Positron emission tomography (PET) has recently made large strides, and its availability is gradually increasing.  Because of the short-lived nature of the key radionuclides (the glucose analogue F-18-fluorodeoxyglucose, FDG, is widely used), PET can only be offered within a reasonable distance of a cyclotron and radionuclide pharmacy.  PET can identify small foci of viable tumours, so it offers exceptional opportunities in the staging of various cancers (e.g. bronchus) and in cancer follow-up (e.g. lymphoma), where other imaging techniques may be unable to distinguish between residual fibrotic masses and active disease.  PET can also provide unique data about brain metabolism and myocardial viability, and there are several research units studying these aspects.  Over the next few years there will be an increasing uptake of PET into clinical practice, and its potential use is flagged for certain clinical problems in the ensuing recommendations.  

 

Nuclear medicine therapy  

Although it is not within the scope of these referral Guidelines, it is worth remembering that NM has an important role in the treatment of both benign and malignant disease.  The thyroid gland is still the most important target, but the field is rapidly expanding: other indications include neuroendocrine tumours, painful skeletal metastases, some arthropathies, polycythaemia, and malignant effusions.  NM treatment options are being investigated in the leukaemias / lymphomas and some liver tumours.  

 

Ultrasound (US)

Since the previous edition of these Guidelines, most departments of clinical radiology have experienced a large increase in referrals for US examinations.  During this period US equipment and expertise have advanced and the scope of referrals (colour Doppler, power Doppler, transvaginal gynaecological work, etc.) has widened.  These trends are to be welcomed because US does not employ ionising radiation.  However, there is scant evidence that the increase in US referrals has been accompanied by much reduction in referrals for other radiological investigations and a consequent reduction in total radiation dose to the public.  The one notable exception is the IVU, which is required much less often since the advent of US.  However, because US is non-invasive, the total number of patients investigated with urological problems has increased.  Departments of clinical radiology have developed different local policies for dealing with the increasing US workload.

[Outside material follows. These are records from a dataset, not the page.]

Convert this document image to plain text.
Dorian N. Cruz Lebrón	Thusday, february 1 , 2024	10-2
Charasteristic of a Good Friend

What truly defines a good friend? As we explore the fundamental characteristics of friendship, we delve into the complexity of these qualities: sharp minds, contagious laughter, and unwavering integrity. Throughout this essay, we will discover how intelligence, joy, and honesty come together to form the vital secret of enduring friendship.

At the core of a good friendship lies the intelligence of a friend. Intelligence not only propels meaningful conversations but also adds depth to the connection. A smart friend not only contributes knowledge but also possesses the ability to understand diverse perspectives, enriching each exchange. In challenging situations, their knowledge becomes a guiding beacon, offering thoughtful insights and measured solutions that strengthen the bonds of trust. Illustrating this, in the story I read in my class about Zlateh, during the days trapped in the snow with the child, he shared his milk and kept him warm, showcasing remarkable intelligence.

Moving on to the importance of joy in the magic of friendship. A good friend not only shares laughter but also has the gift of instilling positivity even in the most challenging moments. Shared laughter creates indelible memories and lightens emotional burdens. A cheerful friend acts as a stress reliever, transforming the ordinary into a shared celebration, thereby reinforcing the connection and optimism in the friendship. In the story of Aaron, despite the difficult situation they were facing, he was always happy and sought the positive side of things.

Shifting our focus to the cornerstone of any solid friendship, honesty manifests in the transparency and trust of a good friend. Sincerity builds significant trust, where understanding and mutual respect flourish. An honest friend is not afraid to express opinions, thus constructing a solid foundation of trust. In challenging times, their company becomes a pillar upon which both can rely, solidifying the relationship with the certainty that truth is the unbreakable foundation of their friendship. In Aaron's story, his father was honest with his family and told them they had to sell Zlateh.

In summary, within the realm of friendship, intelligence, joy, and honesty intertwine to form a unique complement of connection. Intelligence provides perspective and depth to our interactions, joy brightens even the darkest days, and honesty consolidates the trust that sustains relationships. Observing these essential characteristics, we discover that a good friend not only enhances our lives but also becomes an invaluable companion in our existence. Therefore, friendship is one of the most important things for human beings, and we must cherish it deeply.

The actual acquisition of US images has to be undertaken by an experienced operator, although such an operator may not be able to gain perfect images in every patient.  For example, US can be difficult and unsatisfactory in obese patients.

Furthermore, the distribution of bowel gas may mask some features.  Nevertheless, the cheap, quick, reliable, and noninvasive nature of US makes it an excellent initial investigation for a wide range of clinical referrals.  Accordingly, US has been recommended as the investigation of choice whenever appropriate.

Since US avoids ionising radiation and is relatively inexpensive, it is often recommended where more expensive studies (e.g. CT) cannot be justified or resources are limited.  Conversely, it is difficult to refuse a request for US on grounds of invasiveness or expense.  There is thus a danger of US departments being overloaded with requests that may be on the margins of appropriateness.  Referring clinicians therefore still have a duty to consider carefully whether each request for US is justified and whether the result (e.g. the presence of gallstones) will affect management (see Introduction: Why are guidelines needed?).